Hi Rohan,
Installed the latest daily Ray version from this wheel file: ray-3.0.0.dev0-cp39-cp39-manylinux2014_x86_64.whl
Installed RLLib and Tune dependencies using the following:
pip install ray[rllib]==3.0.0.dev0
pip install ray[tune]==3.0.0.dev0
But when I try to replicate your off-policy estimation example described in this link: ray/rllib-offline.rst at master · ray-project/ray · GitHub the following error occurs:
Traceback (most recent call last):
File "/home/stefan/PycharmProjects/RLInvManagement2/ope/off_policy_estimation.py", line 54, in <module>
algo = config.build()
File "/home/stefan/anaconda3/envs/py39_ray_nightly2/lib/python3.9/site-packages/ray/rllib/algorithms/algorithm_config.py", line 307, in build
return self.algo_class(
File "/home/stefan/anaconda3/envs/py39_ray_nightly2/lib/python3.9/site-packages/ray/rllib/algorithms/algorithm.py", line 308, in __init__
super().__init__(config=config, logger_creator=logger_creator, **kwargs)

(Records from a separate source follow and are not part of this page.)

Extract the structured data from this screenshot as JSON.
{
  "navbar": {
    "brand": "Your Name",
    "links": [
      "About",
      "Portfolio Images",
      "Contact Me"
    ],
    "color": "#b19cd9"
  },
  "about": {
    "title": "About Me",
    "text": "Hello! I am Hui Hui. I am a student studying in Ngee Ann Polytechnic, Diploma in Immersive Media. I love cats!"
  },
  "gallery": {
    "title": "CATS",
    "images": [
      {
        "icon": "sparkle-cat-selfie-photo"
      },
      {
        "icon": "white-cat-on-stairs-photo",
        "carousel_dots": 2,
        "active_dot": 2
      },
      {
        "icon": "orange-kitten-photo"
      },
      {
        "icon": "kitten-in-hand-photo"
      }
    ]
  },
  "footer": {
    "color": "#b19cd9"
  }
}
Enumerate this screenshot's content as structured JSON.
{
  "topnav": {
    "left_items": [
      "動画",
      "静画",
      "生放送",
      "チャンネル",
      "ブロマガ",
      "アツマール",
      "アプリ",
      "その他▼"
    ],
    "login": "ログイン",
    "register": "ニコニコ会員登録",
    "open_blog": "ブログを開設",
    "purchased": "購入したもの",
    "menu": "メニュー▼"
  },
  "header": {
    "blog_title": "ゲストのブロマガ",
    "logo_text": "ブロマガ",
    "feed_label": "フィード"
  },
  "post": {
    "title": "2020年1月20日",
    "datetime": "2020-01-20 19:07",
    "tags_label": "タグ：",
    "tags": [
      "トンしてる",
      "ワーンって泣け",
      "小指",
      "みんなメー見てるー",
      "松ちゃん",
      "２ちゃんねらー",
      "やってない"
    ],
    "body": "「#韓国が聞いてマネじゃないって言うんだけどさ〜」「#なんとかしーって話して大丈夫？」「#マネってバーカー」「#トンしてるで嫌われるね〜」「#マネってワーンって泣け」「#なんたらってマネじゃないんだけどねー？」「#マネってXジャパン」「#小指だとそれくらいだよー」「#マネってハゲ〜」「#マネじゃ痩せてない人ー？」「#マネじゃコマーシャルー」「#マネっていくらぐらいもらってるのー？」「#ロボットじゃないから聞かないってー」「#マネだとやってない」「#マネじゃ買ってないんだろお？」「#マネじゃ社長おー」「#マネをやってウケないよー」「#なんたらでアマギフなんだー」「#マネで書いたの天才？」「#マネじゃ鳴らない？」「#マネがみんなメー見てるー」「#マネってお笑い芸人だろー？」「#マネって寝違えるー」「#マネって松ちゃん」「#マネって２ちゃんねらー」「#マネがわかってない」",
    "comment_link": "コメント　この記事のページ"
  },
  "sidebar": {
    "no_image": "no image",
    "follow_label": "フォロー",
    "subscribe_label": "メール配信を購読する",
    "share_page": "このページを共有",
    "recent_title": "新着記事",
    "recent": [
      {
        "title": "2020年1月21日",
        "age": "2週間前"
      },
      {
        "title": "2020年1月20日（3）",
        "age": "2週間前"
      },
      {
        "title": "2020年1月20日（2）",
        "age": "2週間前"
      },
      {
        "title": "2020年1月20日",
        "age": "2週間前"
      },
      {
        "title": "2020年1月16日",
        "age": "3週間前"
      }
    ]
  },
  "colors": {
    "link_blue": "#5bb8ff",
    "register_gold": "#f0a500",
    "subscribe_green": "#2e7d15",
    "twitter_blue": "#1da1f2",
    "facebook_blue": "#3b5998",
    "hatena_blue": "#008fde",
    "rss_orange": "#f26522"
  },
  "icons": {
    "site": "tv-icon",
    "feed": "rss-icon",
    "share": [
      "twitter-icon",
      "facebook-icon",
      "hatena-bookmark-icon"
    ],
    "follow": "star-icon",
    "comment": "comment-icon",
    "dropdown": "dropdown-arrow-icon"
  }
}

File "/home/stefan/anaconda3/envs/py39_ray_nightly2/lib/python3.9/site-packages/ray/tune/trainable/trainable.py", line 157, in __init__
self.setup(copy.deepcopy(self.config))
File "/home/stefan/anaconda3/envs/py39_ray_nightly2/lib/python3.9/site-packages/ray/rllib/algorithms/algorithm.py", line 580, in setup
self.reward_estimators[name] = method_type(
File "/home/stefan/anaconda3/envs/py39_ray_nightly2/lib/python3.9/site-packages/ray/rllib/offline/estimators/direct_method.py", line 55, in __init__
self.model = model_cls(
TypeError: __init__() got an unexpected keyword argument 'tau'
Commented out the code that sets the tau parameter in the q_model_config dictionary, but then the following error occurs. The complete sample code is shown below.
Traceback (most recent call last):
File "/home/stefan/anaconda3/envs/py39_ray_nightly2/lib/python3.9/site-packages/ray/rllib/policy/torch_policy.py", line 1065, in _worker
self._loss(self, model, self.dist_class, sample_batch)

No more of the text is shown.